Messages to representatives from the district and the school were not immediately returned. Opacic retired following the end of the 2021-22 school year.

``This case is about a preventable and tragic situation created when the founder of one of the most prestigious arts schools in the country began taking advantage of vulnerable students who enrolled at OCSA to escape adversity,'' the lawsuit alleged. ``Many students flocked to OCSA to escape bullying and gain professional preparation for careers within the arts.

However, this case unfortunately spotlights the OCSA administration's decision to turn a blind eye to rumors and other red flags of Opacic's misconduct with minor students, all in an effort to protect the reputation of the well-known and talented founder of OCSA.''

Opacic founded the school as an after-school arts program in 1987 in Los Alamitos, but it took off and in 2000, he opened it as a charter school in Santa Ana. The school has a number of notable alumni.

The plaintiff began attending the school in 2000.

``Growing up in Oakland, plaintiff was bullied for is interest in the performing arts, but he finally felt like he belonged when he began taking classes at OCSA,'' according to the suit. The plaintiff ``quickly fell in love with OCSA, and he began immersing himself in every aspect of the school.''

The plaintiff said he quickly caught on, however, that the school community ``emphasized ... the need to protect the school and Opacic's vision for OCSA.
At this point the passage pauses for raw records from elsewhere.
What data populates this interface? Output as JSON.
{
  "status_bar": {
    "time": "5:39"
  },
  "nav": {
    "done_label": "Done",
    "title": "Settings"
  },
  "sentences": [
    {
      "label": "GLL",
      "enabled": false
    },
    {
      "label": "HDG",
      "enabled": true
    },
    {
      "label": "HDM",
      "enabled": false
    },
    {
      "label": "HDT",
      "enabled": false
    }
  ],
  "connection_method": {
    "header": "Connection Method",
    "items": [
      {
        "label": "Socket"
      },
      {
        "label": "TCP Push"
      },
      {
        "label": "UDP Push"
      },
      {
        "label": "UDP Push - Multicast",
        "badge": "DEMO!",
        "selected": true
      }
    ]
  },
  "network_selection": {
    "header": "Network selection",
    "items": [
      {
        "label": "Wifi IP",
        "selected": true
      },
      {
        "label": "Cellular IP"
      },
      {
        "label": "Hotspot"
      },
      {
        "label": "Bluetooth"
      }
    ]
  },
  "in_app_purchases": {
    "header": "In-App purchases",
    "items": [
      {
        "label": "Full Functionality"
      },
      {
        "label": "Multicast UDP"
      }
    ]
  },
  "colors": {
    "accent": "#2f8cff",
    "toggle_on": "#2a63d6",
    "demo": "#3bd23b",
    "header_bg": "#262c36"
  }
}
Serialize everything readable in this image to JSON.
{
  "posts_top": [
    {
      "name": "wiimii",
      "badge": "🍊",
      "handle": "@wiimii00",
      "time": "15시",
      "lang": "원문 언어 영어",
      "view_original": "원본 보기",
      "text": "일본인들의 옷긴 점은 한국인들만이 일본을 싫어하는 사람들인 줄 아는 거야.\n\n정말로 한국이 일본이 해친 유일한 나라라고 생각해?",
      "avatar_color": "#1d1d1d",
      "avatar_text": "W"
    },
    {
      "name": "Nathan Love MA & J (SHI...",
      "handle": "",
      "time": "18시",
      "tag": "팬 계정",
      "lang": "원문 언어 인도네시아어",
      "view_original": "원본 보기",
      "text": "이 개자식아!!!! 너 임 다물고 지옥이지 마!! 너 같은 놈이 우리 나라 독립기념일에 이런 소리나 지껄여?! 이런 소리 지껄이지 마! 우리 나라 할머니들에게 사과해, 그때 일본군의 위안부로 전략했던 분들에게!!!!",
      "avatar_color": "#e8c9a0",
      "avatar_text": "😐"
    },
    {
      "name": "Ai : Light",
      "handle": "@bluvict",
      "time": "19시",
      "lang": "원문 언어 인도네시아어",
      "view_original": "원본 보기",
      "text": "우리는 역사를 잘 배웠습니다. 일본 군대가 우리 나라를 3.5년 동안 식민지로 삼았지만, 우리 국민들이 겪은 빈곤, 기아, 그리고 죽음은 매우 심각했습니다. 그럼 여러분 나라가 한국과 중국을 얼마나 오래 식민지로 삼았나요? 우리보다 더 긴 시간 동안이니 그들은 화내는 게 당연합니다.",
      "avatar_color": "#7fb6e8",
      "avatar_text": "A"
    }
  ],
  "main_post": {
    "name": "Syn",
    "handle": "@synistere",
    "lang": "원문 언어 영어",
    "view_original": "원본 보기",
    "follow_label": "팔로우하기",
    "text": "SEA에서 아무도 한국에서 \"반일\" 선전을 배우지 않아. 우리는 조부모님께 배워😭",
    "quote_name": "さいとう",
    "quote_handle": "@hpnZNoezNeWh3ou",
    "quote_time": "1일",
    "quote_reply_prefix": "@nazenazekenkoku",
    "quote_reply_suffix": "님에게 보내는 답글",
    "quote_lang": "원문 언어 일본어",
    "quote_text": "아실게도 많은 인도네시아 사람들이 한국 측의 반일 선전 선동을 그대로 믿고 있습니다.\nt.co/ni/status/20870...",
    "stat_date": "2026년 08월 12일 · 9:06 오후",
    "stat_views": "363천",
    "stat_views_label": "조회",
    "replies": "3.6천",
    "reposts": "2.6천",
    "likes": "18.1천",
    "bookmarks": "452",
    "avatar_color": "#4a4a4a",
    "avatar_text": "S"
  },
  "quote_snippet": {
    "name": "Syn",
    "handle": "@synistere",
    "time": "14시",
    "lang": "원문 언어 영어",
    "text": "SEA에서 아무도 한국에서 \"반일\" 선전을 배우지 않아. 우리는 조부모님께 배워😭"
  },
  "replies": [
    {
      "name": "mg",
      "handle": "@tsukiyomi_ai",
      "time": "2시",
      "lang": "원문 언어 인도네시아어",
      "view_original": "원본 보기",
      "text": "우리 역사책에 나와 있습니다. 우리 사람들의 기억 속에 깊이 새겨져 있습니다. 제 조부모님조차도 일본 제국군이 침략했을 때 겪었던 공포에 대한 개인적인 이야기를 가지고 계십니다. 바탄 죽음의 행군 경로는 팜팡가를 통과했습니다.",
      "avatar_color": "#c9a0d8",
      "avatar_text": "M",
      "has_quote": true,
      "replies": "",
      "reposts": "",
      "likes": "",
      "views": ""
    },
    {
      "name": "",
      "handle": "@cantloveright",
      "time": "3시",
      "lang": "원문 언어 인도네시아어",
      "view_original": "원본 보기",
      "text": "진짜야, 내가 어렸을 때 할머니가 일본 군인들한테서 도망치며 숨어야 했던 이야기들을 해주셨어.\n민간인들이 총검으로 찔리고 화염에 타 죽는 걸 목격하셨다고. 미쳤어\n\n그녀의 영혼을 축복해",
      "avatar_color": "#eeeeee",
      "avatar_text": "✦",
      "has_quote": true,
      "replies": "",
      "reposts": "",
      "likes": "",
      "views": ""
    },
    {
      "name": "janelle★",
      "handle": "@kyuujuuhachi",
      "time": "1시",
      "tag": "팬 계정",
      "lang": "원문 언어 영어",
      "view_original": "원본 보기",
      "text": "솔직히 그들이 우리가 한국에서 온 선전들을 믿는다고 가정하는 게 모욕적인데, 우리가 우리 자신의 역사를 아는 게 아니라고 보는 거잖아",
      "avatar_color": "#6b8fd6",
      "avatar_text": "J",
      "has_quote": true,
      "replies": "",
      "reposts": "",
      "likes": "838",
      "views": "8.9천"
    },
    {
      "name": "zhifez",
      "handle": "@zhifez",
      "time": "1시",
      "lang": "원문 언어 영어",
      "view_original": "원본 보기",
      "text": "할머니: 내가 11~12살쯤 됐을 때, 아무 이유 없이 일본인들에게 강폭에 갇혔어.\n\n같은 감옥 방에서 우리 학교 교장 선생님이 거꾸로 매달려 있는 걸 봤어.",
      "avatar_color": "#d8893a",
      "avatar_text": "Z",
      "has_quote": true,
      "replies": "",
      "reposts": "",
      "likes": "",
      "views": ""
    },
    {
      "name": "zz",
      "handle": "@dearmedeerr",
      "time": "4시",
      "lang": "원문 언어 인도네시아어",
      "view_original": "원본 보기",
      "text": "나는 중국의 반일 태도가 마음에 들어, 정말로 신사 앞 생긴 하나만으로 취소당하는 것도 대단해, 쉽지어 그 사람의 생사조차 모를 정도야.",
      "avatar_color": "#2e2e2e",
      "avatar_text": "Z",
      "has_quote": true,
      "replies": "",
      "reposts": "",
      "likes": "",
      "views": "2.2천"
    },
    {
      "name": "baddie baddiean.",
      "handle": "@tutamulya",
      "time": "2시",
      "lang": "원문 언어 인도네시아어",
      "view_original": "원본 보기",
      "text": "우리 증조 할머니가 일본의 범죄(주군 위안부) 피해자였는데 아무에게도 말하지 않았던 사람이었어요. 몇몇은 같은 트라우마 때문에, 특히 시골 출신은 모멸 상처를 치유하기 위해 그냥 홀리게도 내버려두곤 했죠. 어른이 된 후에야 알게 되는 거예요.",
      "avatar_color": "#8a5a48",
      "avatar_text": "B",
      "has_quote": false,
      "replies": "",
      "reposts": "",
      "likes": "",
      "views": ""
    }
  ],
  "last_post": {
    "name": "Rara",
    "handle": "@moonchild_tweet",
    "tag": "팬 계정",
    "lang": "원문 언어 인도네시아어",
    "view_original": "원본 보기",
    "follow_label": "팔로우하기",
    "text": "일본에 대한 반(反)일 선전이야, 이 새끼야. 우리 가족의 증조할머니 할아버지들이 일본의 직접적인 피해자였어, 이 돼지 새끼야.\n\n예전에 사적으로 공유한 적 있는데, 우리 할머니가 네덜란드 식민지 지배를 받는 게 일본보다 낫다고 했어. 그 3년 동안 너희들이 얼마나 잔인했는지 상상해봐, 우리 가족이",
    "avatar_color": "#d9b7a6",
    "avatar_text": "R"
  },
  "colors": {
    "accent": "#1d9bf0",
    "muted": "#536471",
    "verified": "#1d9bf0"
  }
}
The teachers, faculty and administration fed into a cult-like mentality that idolized Opacic and his vision. This idolization of Opacic became so omnipotent that even when rumors about Opacic's sexual involvement with students began to circulation, the teachers, faculty and administration turned a blind eye.''

The  plaintiff said he was warned about ``rumors that Opacic had been sexually involved with other minor students. In fact, the rumors were discussed with such ease, that the idea of sexual relations between the students of OCSA and Opacic almost seemed normalized.''

The plaintiff said when he was a junior, and aged 17, Opacic ``began singling (him) out for sexual grooming,'' the lawsuit alleged.

It started with ``teasing'' emails that became more ``sexually explicit and inappropriate,'' the lawsuit alleged. The plaintiff was not initially offended and instead took it meant he was ``special.''

After weeks of the flirting, Opacic sent for the plaintiff while he was in history class, the lawsuit alleged. The student went to see Opacic who is accused of sexually assaulting him in his office.

Several weeks later, Opacic met the plaintiff at a restaurant in Tustin, where Opacic allegedly asked him not to tell anyone about the sexual assault, the suit alleged.

The lawsuit claims negligence, negligent supervision and retention, sexual battery and sexual harassment.